Hate™
Northern Africa and the Middle East are dominated by hatred: dead bodies, injured people, hurt religious egos, the charred remains of embassies, and brute rhetoric dominate media coverage. The script of the past few feverish days reads like the strange draft of a new Quentin Tarantino movie. The story: an Egyptian American with a long criminal record is released from prison and produces a movie that ridicules the prophet Mohammed.
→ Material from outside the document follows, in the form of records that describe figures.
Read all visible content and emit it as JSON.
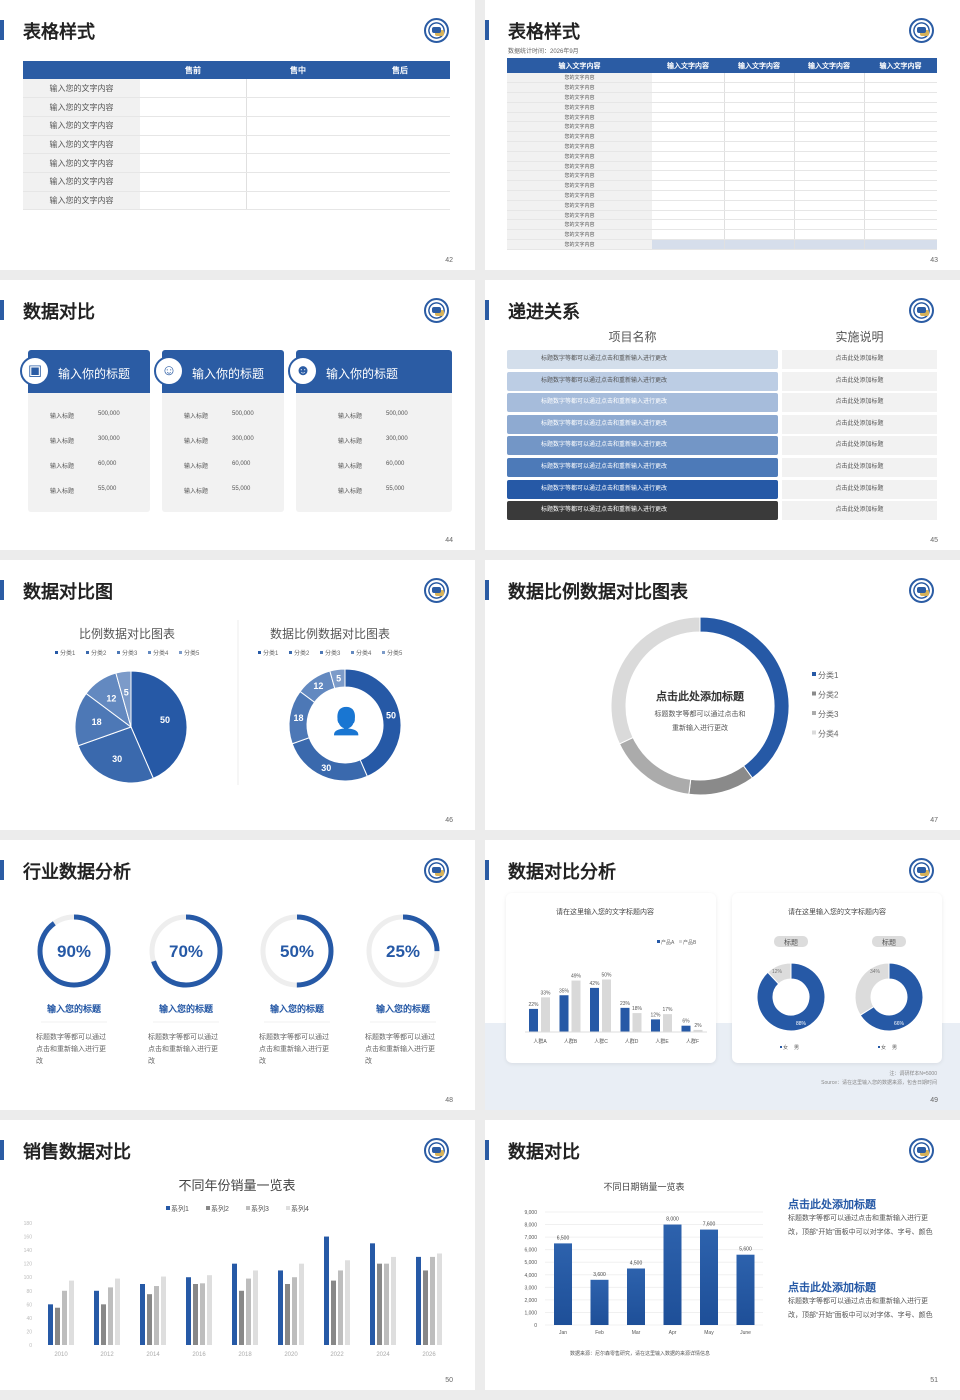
{
  "colors": {
    "accent": "#2b5ca4",
    "dark": "#3a3a3a",
    "gray": "#8a8a8a",
    "light_gray": "#d9d9d9"
  },
  "logo_icon": "school-emblem-icon",
  "s42": {
    "title": "表格样式",
    "page": "42",
    "headers": [
      "",
      "售前",
      "售中",
      "售后"
    ],
    "rows": [
      "输入您的文字内容",
      "输入您的文字内容",
      "输入您的文字内容",
      "输入您的文字内容",
      "输入您的文字内容",
      "输入您的文字内容",
      "输入您的文字内容"
    ]
  },
  "s43": {
    "title": "表格样式",
    "page": "43",
    "subtitle": "数据统计时间：2026年9月",
    "headers": [
      "输入文字内容",
      "输入文字内容",
      "输入文字内容",
      "输入文字内容",
      "输入文字内容"
    ],
    "rows": [
      "您的文字内容",
      "您的文字内容",
      "您的文字内容",
      "您的文字内容",
      "您的文字内容",
      "您的文字内容",
      "您的文字内容",
      "您的文字内容",
      "您的文字内容",
      "您的文字内容",
      "您的文字内容",
      "您的文字内容",
      "您的文字内容",
      "您的文字内容",
      "您的文字内容",
      "您的文字内容",
      "您的文字内容",
      "您的文字内容"
    ]
  },
  "s44": {
    "title": "数据对比",
    "page": "44",
    "cards": [
      {
        "icon": "user-card-add-icon",
        "title": "输入你的标题",
        "items": [
          {
            "label": "输入标题",
            "value": "500,000"
          },
          {
            "label": "输入标题",
            "value": "300,000"
          },
          {
            "label": "输入标题",
            "value": "60,000"
          },
          {
            "label": "输入标题",
            "value": "55,000"
          }
        ]
      },
      {
        "icon": "user-add-icon",
        "title": "输入你的标题",
        "items": [
          {
            "label": "输入标题",
            "value": "500,000"
          },
          {
            "label": "输入标题",
            "value": "300,000"
          },
          {
            "label": "输入标题",
            "value": "60,000"
          },
          {
            "label": "输入标题",
            "value": "55,000"
          }
        ]
      },
      {
        "icon": "user-group-icon",
        "title": "输入你的标题",
        "items": [
          {
            "label": "输入标题",
            "value": "500,000"
          },
          {
            "label": "输入标题",
            "value": "300,000"
          },
          {
            "label": "输入标题",
            "value": "60,000"
          },
          {
            "label": "输入标题",
            "value": "55,000"
          }
        ]
      }
    ]
  },
  "s45": {
    "title": "递进关系",
    "page": "45",
    "col1": "项目名称",
    "col2": "实施说明",
    "rows": [
      {
        "name": "标题数字等都可以通过点击和重新输入进行更改",
        "desc": "点击此处添加标题",
        "color": "#d3deeb"
      },
      {
        "name": "标题数字等都可以通过点击和重新输入进行更改",
        "desc": "点击此处添加标题",
        "color": "#bccde4"
      },
      {
        "name": "标题数字等都可以通过点击和重新输入进行更改",
        "desc": "点击此处添加标题",
        "color": "#a6bcdb"
      },
      {
        "name": "标题数字等都可以通过点击和重新输入进行更改",
        "desc": "点击此处添加标题",
        "color": "#8eaad1"
      },
      {
        "name": "标题数字等都可以通过点击和重新输入进行更改",
        "desc": "点击此处添加标题",
        "color": "#7396c6"
      },
      {
        "name": "标题数字等都可以通过点击和重新输入进行更改",
        "desc": "点击此处添加标题",
        "color": "#4d7ab8"
      },
      {
        "name": "标题数字等都可以通过点击和重新输入进行更改",
        "desc": "点击此处添加标题",
        "color": "#2659a6"
      },
      {
        "name": "标题数字等都可以通过点击和重新输入进行更改",
        "desc": "点击此处添加标题",
        "color": "#3a3a3a"
      }
    ]
  },
  "s46": {
    "title": "数据对比图",
    "page": "46"
  },
  "s47": {
    "title": "数据比例数据对比图表",
    "page": "47",
    "center_title": "点击此处添加标题",
    "center_text1": "标题数字等都可以通过点击和",
    "center_text2": "重新输入进行更改"
  },
  "s48": {
    "title": "行业数据分析",
    "page": "48",
    "items": [
      {
        "percent": "90%",
        "value": 0.9,
        "title": "输入您的标题",
        "desc": "标题数字等都可以通过点击和重新输入进行更改"
      },
      {
        "percent": "70%",
        "value": 0.7,
        "title": "输入您的标题",
        "desc": "标题数字等都可以通过点击和重新输入进行更改"
      },
      {
        "percent": "50%",
        "value": 0.5,
        "title": "输入您的标题",
        "desc": "标题数字等都可以通过点击和重新输入进行更改"
      },
      {
        "percent": "25%",
        "value": 0.25,
        "title": "输入您的标题",
        "desc": "标题数字等都可以通过点击和重新输入进行更改"
      }
    ]
  },
  "s49": {
    "title": "数据对比分析",
    "page": "49",
    "note": "注：调研样本N=5000",
    "source": "Source：请在这里输入您的数据来源，包含日期时间"
  },
  "s50": {
    "title": "销售数据对比",
    "page": "50"
  },
  "s51": {
    "title": "数据对比",
    "page": "51",
    "source": "数据来源：尼尔森零售研究，请在这里输入数据的来源详情信息",
    "blocks": [
      {
        "heading": "点击此处添加标题",
        "text": "标题数字等都可以通过点击和重新输入进行更改，顶部“开始”面板中可以对字体、字号、颜色"
      },
      {
        "heading": "点击此处添加标题",
        "text": "标题数字等都可以通过点击和重新输入进行更改，顶部“开始”面板中可以对字体、字号、颜色"
      }
    ]
  },
  "chart_data": [
    {
      "id": "s46-pie",
      "type": "pie",
      "title": "比例数据对比图表",
      "legend": [
        "分类1",
        "分类2",
        "分类3",
        "分类4",
        "分类5"
      ],
      "values": [
        50,
        30,
        18,
        12,
        5
      ],
      "colors": [
        "#2659a6",
        "#3a69ad",
        "#4d78b6",
        "#6389c0",
        "#7c9bc9"
      ],
      "legend_position": "top"
    },
    {
      "id": "s46-donut",
      "type": "pie",
      "title": "数据比例数据对比图表",
      "legend": [
        "分类1",
        "分类2",
        "分类3",
        "分类4",
        "分类5"
      ],
      "values": [
        50,
        30,
        18,
        12,
        5
      ],
      "colors": [
        "#2659a6",
        "#3a69ad",
        "#4d78b6",
        "#6389c0",
        "#7c9bc9"
      ],
      "donut": true,
      "legend_position": "top"
    },
    {
      "id": "s47-donut",
      "type": "pie",
      "legend": [
        "分类1",
        "分类2",
        "分类3",
        "分类4"
      ],
      "values": [
        40,
        12,
        16,
        32
      ],
      "colors": [
        "#2659a6",
        "#8a8a8a",
        "#ababab",
        "#dadada"
      ],
      "donut": true,
      "legend_position": "right"
    },
    {
      "id": "s49-bar",
      "type": "bar",
      "title": "请在这里输入您的文字标题内容",
      "categories": [
        "人群A",
        "人群B",
        "人群C",
        "人群D",
        "人群E",
        "人群F"
      ],
      "series": [
        {
          "name": "产品A",
          "values": [
            22,
            35,
            42,
            23,
            12,
            6
          ]
        },
        {
          "name": "产品B",
          "values": [
            33,
            49,
            50,
            18,
            17,
            2
          ]
        }
      ],
      "unit": "%",
      "legend_position": "top-right"
    },
    {
      "id": "s49-donuts",
      "type": "pie",
      "title": "请在这里输入您的文字标题内容",
      "charts": [
        {
          "label": "标题",
          "legend": [
            "女",
            "男"
          ],
          "values": [
            88,
            12
          ]
        },
        {
          "label": "标题",
          "legend": [
            "女",
            "男"
          ],
          "values": [
            66,
            34
          ]
        }
      ]
    },
    {
      "id": "s50-bar",
      "type": "bar",
      "title": "不同年份销量一览表",
      "categories": [
        "2010",
        "2012",
        "2014",
        "2016",
        "2018",
        "2020",
        "2022",
        "2024",
        "2026"
      ],
      "series": [
        {
          "name": "系列1",
          "values": [
            60,
            80,
            90,
            100,
            120,
            110,
            160,
            150,
            130
          ]
        },
        {
          "name": "系列2",
          "values": [
            55,
            60,
            75,
            90,
            80,
            90,
            95,
            120,
            110
          ]
        },
        {
          "name": "系列3",
          "values": [
            80,
            85,
            87,
            91,
            98,
            100,
            110,
            120,
            130
          ]
        },
        {
          "name": "系列4",
          "values": [
            95,
            98,
            101,
            103,
            110,
            120,
            125,
            130,
            135
          ]
        }
      ],
      "colors": [
        "#2659a6",
        "#888888",
        "#bdbdbd",
        "#dedede"
      ],
      "ylim": [
        0,
        180
      ],
      "yticks": [
        0,
        20,
        40,
        60,
        80,
        100,
        120,
        140,
        160,
        180
      ],
      "legend_position": "top"
    },
    {
      "id": "s51-bar",
      "type": "bar",
      "title": "不同日期销量一览表",
      "categories": [
        "Jan",
        "Feb",
        "Mar",
        "Apr",
        "May",
        "June"
      ],
      "values": [
        6500,
        3600,
        4500,
        8000,
        7600,
        5600
      ],
      "labels": [
        "6,500",
        "3,600",
        "4,500",
        "8,000",
        "7,600",
        "5,600"
      ],
      "ylim": [
        0,
        9000
      ],
      "yticks": [
        "0",
        "1,000",
        "2,000",
        "3,000",
        "4,000",
        "5,000",
        "6,000",
        "7,000",
        "8,000",
        "9,000"
      ],
      "grid": true
    }
  ]
}
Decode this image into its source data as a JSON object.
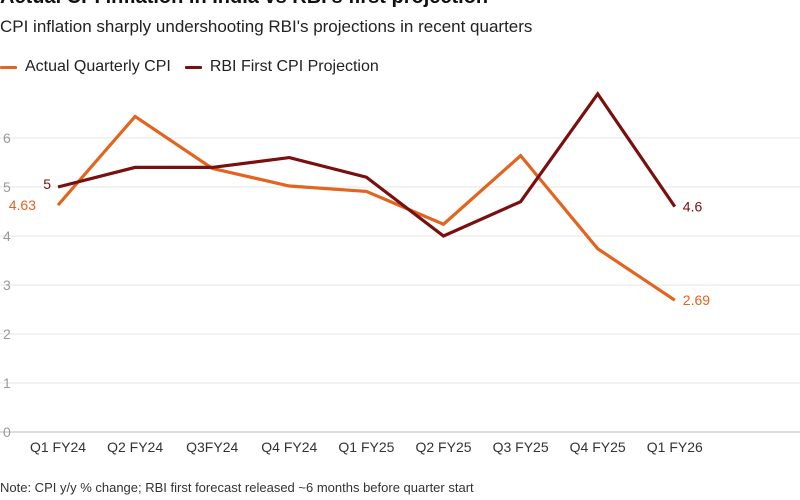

So far, so normal. In a less crazy world, the story would end here (as it should). But the headlines of the past week illustrate the opposite: we are becoming witnesses to a product launch by an industry that I want to call, borrowing from “Time” author Bobby Ghosh, an “industry of hate”. It works like this:
The most important resource of the globally operating industry of hate is extremism, usually of the religious kind, and it can be found in all corners of the globe. Every uproar requires a spark, the core idea of the product - the “unique selling point,” in business terms. Creativity is key: a burned-out church or the rendering of Mohammed as a violent and sexist blighter have served the industry well in the past. Like any other economic sector, the industry of hate has its own shooting stars (Al Qaeda) and offers training opportunities (Pakistani and Yemeni terror camps). Those with good ideas are soon discovered by the industry’s facilitators, like the evangelical priest Terry Jones, and will soon enjoy public attention as well as financial support from wealthy incubators (the sheikhs in the Gulf states). Anything goes as long as it sows hate.
The product - in this case, the Youtube video about Prophet Mohammed - is then readied for the big launch event. A test screening in Egypt proves successful, and the movie begins to circulate more widely. It’s a case study of viral marketing: Egypt, Libya, Tunisia, Yemen, and Sudan came first; Iran, Afghanistan, Pakistan and Lebanon are next.